Gov.-elect Dan Malloy announced Tuesday that he would be appointing Democratic state Rep. Deborah Heinrich to a new cabinet-level position within his administration where she will advocate on behalf of nonprofit providers.
Malloy spoke about the necessity for such a position in 2009 when he asked the legislature to take up the Nonprofit Human Services Cabinet Bill, according to a press release by his administration. That bill was passed by both the House and Senate but was vetoed by Gov. M. Jodi Rell, the statement said.
Now, only a day before he is to be sworn in as governor, Malloy has appointed Heinrich to the position, which will operate at “the same level as commissioner of a state agency,” the statement said.
“I have been clear that getting our fiscal house in order will require a shared sacrifice on all our parts, but I’ve been equally clear that I will not cut the safety net,” Malloy said. “Engaging the nonprofit community in a concerted, strategic way to maximize services and minimize cost will be a large part of the way in which we do this. Representative Heinrich has been an advocate for those who need our help the most and I’ll be looking to her to find ways in which the services people need can be provided at a lower cost to taxpayers.”
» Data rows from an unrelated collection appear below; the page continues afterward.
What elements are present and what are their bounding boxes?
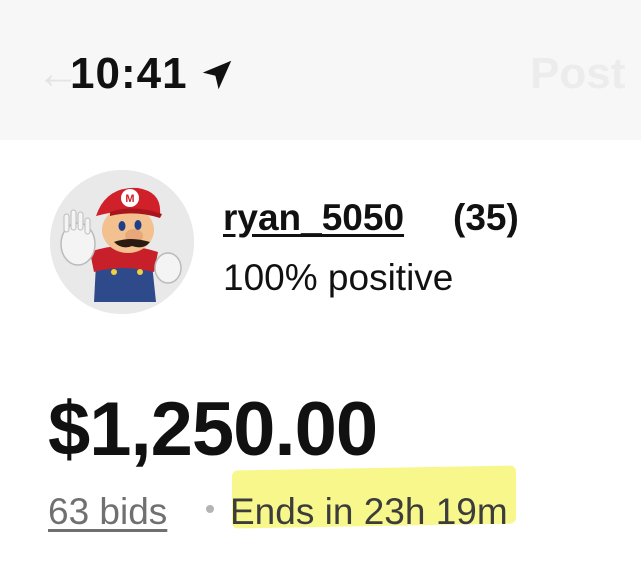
status-time: 10:41 — [70, 49, 188, 98]
status-bar: ← 10:41 Post — [0, 0, 641, 140]
svg-text:M: M — [125, 193, 134, 205]
seller-username-link[interactable]: ryan_5050 — [223, 197, 404, 239]
bids-link[interactable]: 63 bids — [48, 491, 167, 533]
seller-feedback-count: (35) — [453, 197, 519, 238]
listing-price: $1,250.00 — [48, 387, 378, 472]
nav-right-label[interactable]: Post — [530, 52, 625, 96]
separator-dot — [206, 505, 214, 513]
ends-in-text: Ends in 23h 19m — [230, 491, 508, 532]
mario-avatar-image: M — [50, 170, 194, 314]
location-arrow-icon — [202, 60, 232, 90]
seller-avatar[interactable]: M — [50, 170, 194, 314]
seller-feedback-percent: 100% positive — [223, 257, 454, 298]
Heinrich, who has served three terms in the House representing Madison and Guilford, has worked on behalf of the nonprofit community in the past. In 2007 she received both the Connecticut Association of Nonprofits Legislative Award and the Connecticut Community Providers Legislative Award for her efforts, the statement said.
“We cannot allow the difficult budget situation we face to decimate the services provided to those people in Connecticut who need them the most,” Heinrich said. “This will be a challenge, no doubt about it, but I’m looking forward to working with Governor-Elect Malloy and others in his administration to preserve the safety net and provide services, while reducing the cost to taxpayers.”
In accepting Malloy’s appointment, Heinrich becomes the fifth lawmaker who will not be taking the oath of office tomorrow based on executive appointments, and will need to be replaced by special election.
Heinrich studied at Emory University where she received a Ph.D. in Microbiology and Molecular Genetics.